Die Gesuchsteller sind drei Kinder der sechsköpfigen Familie, die eine Aufenthaltsbewilligung beantragen. Gesamthaft geht es um die folgenden zwei Punkte: Aufenthaltsbewilligung für die drei älteren Geschwister Anvar (15-jährig), Markha (bald 13-jährig) und Linda (11-jährig) und Familiennachzug der Eltern und des jüngsten Bruders Mansur. Jäggi beruft sich auf die UNO-Kinderrechtskonvention, die seit 1997 auch in der Schweiz ratifiziert wurde – und oft auch vergessen wird: Kinder haben Rechte und Persönlichkeit. «In den Verfahren wurden die Kinder kein einziges Mal befragt oder angehört. Sie wurden wie Gepäckstücke der Eltern hin und her verfrachtet», sagt der Rechtsanwalt. Und das breche die Konvention über die Rechte der Kinder.

Mario Fehrs Entscheidung?

Der Fall der Familie M. bewegte die Gemüter. Die Familie war knapp fünf Jahre in der Schweiz. Zweimal hatte die Zürcher Polizei vergeblich versucht, sie nach Russland auszuschaffen, bis es unter Tränen und grossem Rummel Anfang Juni dieses Jahres doch noch gelang. Die sechsköpfige Familie hatte damals im Kirchgemeindehaus Kirchenasyl in Kilchberg, und die Gemeinde stellte sich hinter die Familie. Der Verein Hierzuhause.ch, der in der Folge gegründet wurde und sich der Ausschaffung widersetzte und weiter widersetzt, zählt knapp 3000 Unterstützer.

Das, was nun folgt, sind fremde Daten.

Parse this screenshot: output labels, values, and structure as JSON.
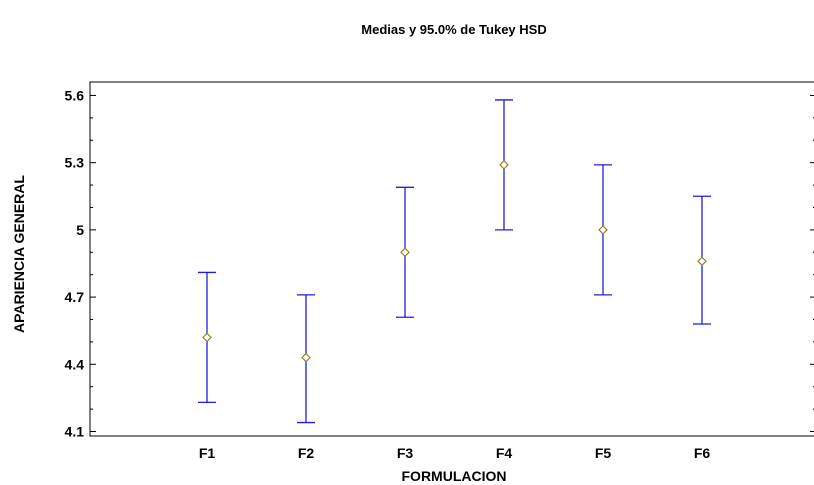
{
  "chart_data": {
    "type": "scatter",
    "title": "Medias y 95.0% de Tukey HSD",
    "xlabel": "FORMULACION",
    "ylabel": "APARIENCIA GENERAL",
    "categories": [
      "F1",
      "F2",
      "F3",
      "F4",
      "F5",
      "F6"
    ],
    "series": [
      {
        "means": [
          4.52,
          4.43,
          4.9,
          5.29,
          5.0,
          4.86
        ],
        "lower": [
          4.23,
          4.14,
          4.61,
          5.0,
          4.71,
          4.58
        ],
        "upper": [
          4.81,
          4.71,
          5.19,
          5.58,
          5.29,
          5.15
        ]
      }
    ],
    "yticks": [
      "4.1",
      "4.4",
      "4.7",
      "5",
      "5.3",
      "5.6"
    ],
    "ylim": [
      4.08,
      5.66
    ],
    "grid": false,
    "colors": {
      "interval": "#1f1fd8",
      "marker": "#8a7a10",
      "axis": "#000000"
    }
  }
}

Das Gesuch sei für die Schweizer Rechtsprechung ungewöhnlich. Es habe nichts mit dem Asylverfahren zu tun und falle in die Zuständigkeit der Zürcher Sicherheitsdirektion, sagt Jäggi. «Das ist auch eine politische Frage, wie lange es dauert bis zur Entscheidung.» Der Ball liege nun beim Regierungsrat Mario Fehr (SP), sagt der Jurist. Denn er habe nun allen nötigen Ermessensspielraum, um den Entscheid zu fällen.

Eine Einschätzung, die das Zürcher Migrationsamt nicht teilt. «Anders als in den Medien dargestellt, bestehen für Regierungsrat Fehr keine rechtlichen Grundlagen, um das Gesuch im Alleingang gutzuheissen», sagt Schneeberger. Eine allfällige Gutheissung durch das Amt sei in jedem Fall abhängig von der Zustimmung des Bundes. Es prüft nun das Gesuch und wird sich auch mit den Bundesbehörden, namentlich dem Staatssekretariat für Migration, in Verbindung setzen.